Setelah mengikuti Forum Dialog Perdamaian bersama Forkopimda Luwu Utara pada, Kamis 10 September 2026, masyarakat dua desa tersebut secara sukarela menyerahkan senjata api rakitan jenis Papporo kepada aparat.
Langkah ini merupakan tindak lanjut dari 7 poin Ikrar Damai yang telah ditandatangani bersama. Salah satu poin pentingnya adalah larangan menyimpan dan membawa senjata rakitan maupun senjata tajam.
Wakil Bupati Luwu Utara H. Jumail Mappile yang hadir dalam dialog tersebut menyampaikan apresiasi. Ia berharap perdamaian ini dijaga secara permanen dan tidak hanya bersifat seremonial.

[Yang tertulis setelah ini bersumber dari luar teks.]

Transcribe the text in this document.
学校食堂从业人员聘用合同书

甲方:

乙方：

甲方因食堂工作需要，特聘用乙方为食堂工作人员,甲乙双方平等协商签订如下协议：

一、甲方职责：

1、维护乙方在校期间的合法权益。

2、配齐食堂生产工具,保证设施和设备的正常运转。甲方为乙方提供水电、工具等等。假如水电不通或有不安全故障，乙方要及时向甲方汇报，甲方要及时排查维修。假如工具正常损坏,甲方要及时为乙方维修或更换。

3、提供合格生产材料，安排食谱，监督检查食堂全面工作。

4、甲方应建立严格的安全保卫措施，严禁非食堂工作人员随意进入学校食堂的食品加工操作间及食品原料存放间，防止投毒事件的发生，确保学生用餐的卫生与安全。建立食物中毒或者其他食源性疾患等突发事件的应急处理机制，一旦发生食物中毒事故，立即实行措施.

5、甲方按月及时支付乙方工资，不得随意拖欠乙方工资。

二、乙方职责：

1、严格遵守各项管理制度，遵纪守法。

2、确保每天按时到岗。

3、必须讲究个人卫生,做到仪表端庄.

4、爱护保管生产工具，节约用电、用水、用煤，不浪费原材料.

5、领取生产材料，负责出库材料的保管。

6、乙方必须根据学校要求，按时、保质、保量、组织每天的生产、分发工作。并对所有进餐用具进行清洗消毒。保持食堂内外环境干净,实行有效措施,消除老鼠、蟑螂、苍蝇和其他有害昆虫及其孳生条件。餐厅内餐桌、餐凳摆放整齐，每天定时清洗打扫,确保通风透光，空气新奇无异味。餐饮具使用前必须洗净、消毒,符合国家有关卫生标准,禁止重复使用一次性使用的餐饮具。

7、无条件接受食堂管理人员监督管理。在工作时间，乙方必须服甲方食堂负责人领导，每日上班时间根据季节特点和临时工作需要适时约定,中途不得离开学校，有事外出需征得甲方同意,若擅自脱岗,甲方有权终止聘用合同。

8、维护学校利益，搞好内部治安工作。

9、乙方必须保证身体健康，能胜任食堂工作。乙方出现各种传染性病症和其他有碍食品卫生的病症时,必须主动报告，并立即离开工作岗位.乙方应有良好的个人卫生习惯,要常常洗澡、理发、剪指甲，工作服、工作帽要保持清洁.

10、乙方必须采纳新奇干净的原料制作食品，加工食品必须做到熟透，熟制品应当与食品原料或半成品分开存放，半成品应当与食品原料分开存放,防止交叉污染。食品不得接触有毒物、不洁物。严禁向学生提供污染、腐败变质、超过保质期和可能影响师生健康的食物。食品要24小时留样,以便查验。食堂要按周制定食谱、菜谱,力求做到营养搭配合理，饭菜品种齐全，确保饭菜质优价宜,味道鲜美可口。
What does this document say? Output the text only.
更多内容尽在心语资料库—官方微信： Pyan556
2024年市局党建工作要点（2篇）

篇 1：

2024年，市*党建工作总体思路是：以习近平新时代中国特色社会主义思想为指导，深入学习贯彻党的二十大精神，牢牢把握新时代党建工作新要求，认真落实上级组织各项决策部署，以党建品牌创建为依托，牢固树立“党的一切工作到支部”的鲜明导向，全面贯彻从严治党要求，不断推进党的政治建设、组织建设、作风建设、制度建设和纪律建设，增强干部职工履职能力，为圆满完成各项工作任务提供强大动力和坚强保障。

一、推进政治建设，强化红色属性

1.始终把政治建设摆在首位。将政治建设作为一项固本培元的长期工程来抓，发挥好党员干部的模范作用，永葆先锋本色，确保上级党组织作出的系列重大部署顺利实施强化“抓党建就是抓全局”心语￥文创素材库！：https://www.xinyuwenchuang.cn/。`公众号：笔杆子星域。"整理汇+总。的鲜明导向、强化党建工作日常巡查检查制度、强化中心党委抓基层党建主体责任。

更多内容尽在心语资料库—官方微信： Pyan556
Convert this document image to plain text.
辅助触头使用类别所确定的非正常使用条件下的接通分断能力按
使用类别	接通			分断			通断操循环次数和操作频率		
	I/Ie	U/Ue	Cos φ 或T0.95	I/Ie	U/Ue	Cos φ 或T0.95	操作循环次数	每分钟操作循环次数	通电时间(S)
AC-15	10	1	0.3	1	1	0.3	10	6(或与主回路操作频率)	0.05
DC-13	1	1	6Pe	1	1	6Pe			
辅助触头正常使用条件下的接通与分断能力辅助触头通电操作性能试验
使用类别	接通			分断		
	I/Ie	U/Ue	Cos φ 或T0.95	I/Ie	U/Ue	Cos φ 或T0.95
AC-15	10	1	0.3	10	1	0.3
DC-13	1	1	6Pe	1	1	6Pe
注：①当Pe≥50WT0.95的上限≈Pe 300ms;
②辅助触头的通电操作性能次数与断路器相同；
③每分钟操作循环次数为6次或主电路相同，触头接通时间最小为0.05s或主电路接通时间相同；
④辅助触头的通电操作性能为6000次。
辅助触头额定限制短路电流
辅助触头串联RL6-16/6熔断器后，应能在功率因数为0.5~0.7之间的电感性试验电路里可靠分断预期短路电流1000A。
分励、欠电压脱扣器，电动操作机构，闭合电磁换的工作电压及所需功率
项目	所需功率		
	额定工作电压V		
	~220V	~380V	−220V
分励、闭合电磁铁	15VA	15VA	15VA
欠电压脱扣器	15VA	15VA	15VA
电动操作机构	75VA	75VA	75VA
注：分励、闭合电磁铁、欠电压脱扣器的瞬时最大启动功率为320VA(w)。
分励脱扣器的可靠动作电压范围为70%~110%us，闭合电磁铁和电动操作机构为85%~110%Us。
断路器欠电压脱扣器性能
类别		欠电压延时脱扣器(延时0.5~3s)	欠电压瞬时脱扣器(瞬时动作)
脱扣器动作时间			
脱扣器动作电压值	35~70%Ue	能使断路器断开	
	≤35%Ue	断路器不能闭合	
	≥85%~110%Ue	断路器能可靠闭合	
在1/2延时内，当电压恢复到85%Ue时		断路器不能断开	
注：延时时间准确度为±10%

Senada, Ketua DPRD Luwu Utara H. Husain menekankan pentingnya pendekatan kekeluargaan dan musyawarah dalam menyelesaikan setiap persoalan antar warga.
Sementara itu, pihak Polres Luwu Utara menegaskan kesediaannya memproses permohonan pemutihan bagi terduga pelaku, dengan catatan seluruh senjata rakitan yang ada harus diserahkan terlebih dahulu.
Kapolsek Bone-Bone AKP Muhajir bersama jajaran juga terus melakukan pemantauan dan pembinaan di dua desa tersebut agar situasi tetap aman dan kondusif.
Dengan penyerahan senjata ini, diharapkan tidak ada lagi potensi konflik susulan dan aktivitas warga di Jalan Poros Munte-Karondang dapat berjalan normal kembali.